In terms of the conference content, one theme stood out: “moral injury” as a powerful if less considered component of war trauma. Moral injury is a term coined by Jonathan Shay, a conference participant, and broadened by Brett Lidz, both speakers at the 2012 Erikson Institute conference on “Untold Stories, Hidden Wounds: War Trauma and its Treatment.” (The Erikson Institute at Austen Riggs is an Affiliate of IDI. The psychoanalyst Erik Erikson actually wrote about war trauma in Childhood and Society.) It refers to a deep sense of betrayal about “what is right,” committed by someone in legitimate authority or by oneself, in a high-stakes situation, a devastating emotional legacy of witnessing or participating in something that fundamentally violates one’s most basic sense of moral order. This form of war-related trauma is not as responsive to the “exposure therapies” that are somewhat effective with the symptom triad of flashbacks, dissociation and hyper-arousal.

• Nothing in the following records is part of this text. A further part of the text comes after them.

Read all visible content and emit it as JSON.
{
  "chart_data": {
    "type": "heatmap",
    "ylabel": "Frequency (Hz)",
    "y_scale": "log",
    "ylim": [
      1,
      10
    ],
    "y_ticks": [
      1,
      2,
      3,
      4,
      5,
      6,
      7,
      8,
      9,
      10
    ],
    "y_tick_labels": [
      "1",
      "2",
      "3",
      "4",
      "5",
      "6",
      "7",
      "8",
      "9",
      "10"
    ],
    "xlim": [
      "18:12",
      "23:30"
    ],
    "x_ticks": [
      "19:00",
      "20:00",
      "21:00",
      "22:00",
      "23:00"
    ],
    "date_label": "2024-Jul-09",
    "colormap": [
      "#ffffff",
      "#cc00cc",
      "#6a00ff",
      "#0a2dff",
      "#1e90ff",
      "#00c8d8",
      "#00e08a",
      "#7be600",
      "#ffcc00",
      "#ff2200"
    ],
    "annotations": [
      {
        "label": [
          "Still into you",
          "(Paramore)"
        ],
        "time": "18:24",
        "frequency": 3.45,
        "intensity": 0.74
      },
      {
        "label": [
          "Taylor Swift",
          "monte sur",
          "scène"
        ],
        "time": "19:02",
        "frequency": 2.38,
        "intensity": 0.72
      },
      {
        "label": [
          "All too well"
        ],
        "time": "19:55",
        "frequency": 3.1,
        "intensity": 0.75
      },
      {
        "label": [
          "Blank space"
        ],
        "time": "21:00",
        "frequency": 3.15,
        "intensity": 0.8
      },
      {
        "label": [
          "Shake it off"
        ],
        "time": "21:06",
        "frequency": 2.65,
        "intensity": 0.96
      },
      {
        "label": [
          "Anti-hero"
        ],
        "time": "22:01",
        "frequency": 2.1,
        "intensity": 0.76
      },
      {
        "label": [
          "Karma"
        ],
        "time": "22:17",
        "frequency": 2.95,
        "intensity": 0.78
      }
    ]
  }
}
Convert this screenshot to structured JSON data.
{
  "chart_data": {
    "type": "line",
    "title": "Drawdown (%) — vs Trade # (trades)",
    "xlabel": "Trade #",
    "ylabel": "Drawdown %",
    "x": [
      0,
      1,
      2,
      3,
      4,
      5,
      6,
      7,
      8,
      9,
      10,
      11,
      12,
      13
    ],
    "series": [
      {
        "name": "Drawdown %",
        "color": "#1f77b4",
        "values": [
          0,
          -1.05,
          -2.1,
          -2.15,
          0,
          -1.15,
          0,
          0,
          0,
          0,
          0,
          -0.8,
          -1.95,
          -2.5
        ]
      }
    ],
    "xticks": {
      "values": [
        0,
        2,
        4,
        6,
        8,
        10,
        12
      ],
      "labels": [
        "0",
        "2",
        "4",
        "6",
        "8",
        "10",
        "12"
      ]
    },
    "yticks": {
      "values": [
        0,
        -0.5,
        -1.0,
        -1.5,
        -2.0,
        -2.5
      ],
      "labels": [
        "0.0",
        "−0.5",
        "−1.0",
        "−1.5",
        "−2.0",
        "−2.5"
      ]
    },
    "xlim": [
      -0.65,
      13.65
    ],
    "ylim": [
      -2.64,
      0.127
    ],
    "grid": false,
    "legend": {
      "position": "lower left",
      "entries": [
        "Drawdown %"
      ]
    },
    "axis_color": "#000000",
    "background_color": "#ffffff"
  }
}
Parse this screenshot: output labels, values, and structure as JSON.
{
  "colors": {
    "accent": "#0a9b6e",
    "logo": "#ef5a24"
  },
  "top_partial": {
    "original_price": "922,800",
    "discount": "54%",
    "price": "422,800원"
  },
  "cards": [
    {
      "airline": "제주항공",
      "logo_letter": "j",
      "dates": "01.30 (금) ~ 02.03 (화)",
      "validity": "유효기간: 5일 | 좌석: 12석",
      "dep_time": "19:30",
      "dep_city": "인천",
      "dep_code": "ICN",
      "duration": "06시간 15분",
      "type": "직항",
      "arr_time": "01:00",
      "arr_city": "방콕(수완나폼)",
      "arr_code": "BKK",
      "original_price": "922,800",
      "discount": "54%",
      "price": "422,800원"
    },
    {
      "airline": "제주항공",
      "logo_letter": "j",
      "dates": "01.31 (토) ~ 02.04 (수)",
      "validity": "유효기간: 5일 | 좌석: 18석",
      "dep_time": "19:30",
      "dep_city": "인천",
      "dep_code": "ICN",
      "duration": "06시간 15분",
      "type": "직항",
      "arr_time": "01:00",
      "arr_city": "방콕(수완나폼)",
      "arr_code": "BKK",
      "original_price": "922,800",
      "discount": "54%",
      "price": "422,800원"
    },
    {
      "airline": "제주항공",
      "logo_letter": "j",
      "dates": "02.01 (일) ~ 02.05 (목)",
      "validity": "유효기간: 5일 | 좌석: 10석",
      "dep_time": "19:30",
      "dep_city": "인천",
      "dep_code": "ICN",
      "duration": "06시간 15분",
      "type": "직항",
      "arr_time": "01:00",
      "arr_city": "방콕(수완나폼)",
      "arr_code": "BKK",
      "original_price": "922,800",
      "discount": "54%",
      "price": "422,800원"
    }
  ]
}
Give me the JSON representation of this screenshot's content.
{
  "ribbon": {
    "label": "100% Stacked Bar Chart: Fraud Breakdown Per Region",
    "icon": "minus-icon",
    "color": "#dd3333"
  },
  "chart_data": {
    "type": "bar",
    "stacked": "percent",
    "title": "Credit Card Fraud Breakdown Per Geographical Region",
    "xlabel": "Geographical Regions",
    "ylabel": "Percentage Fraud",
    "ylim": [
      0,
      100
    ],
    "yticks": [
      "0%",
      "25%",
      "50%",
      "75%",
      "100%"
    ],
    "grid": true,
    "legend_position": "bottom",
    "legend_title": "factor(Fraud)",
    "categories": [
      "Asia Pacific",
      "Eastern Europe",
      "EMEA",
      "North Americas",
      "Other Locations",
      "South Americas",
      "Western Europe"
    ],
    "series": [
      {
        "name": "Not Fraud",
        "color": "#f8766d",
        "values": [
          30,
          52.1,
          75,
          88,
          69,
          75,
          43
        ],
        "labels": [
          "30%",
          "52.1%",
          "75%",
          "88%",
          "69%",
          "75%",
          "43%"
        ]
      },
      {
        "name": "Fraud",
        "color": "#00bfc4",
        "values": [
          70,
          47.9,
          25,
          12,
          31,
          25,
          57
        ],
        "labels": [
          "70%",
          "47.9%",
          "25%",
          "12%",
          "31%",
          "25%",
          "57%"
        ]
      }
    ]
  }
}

Many questions emerged from the conference. One had to do with the relational underpinning that seemed implicit in some of the tragic stories of how these troubles were lived out. Fathers and mothers, buddies and girlfriends were central to these stories, including the context for some suicides, but how they figured into the veteran’s psychology and into their self-destructive actions was left to be spelled out. Another set of questions had to do with how moral injury could also be described as what some psychoanalysts call “traumatic disillusionment” with its disastrous consequences for self-esteem and workable idealization. Finally, within the U.S. military system, the organizational structures designed to help with these troubles seem so fragmented as to risk replicating the sense of betrayal and abandonment within the initial injury. How might this dilemma be addressed at the systems level?
Both in its form and content, this conference relates directly to IDI concerns: in particular, to leadership’s role in making sense of massive disillusionment following societal trauma, restoring areas for the self-esteem of citizenry, and building the organizational structures to facilitate these processes.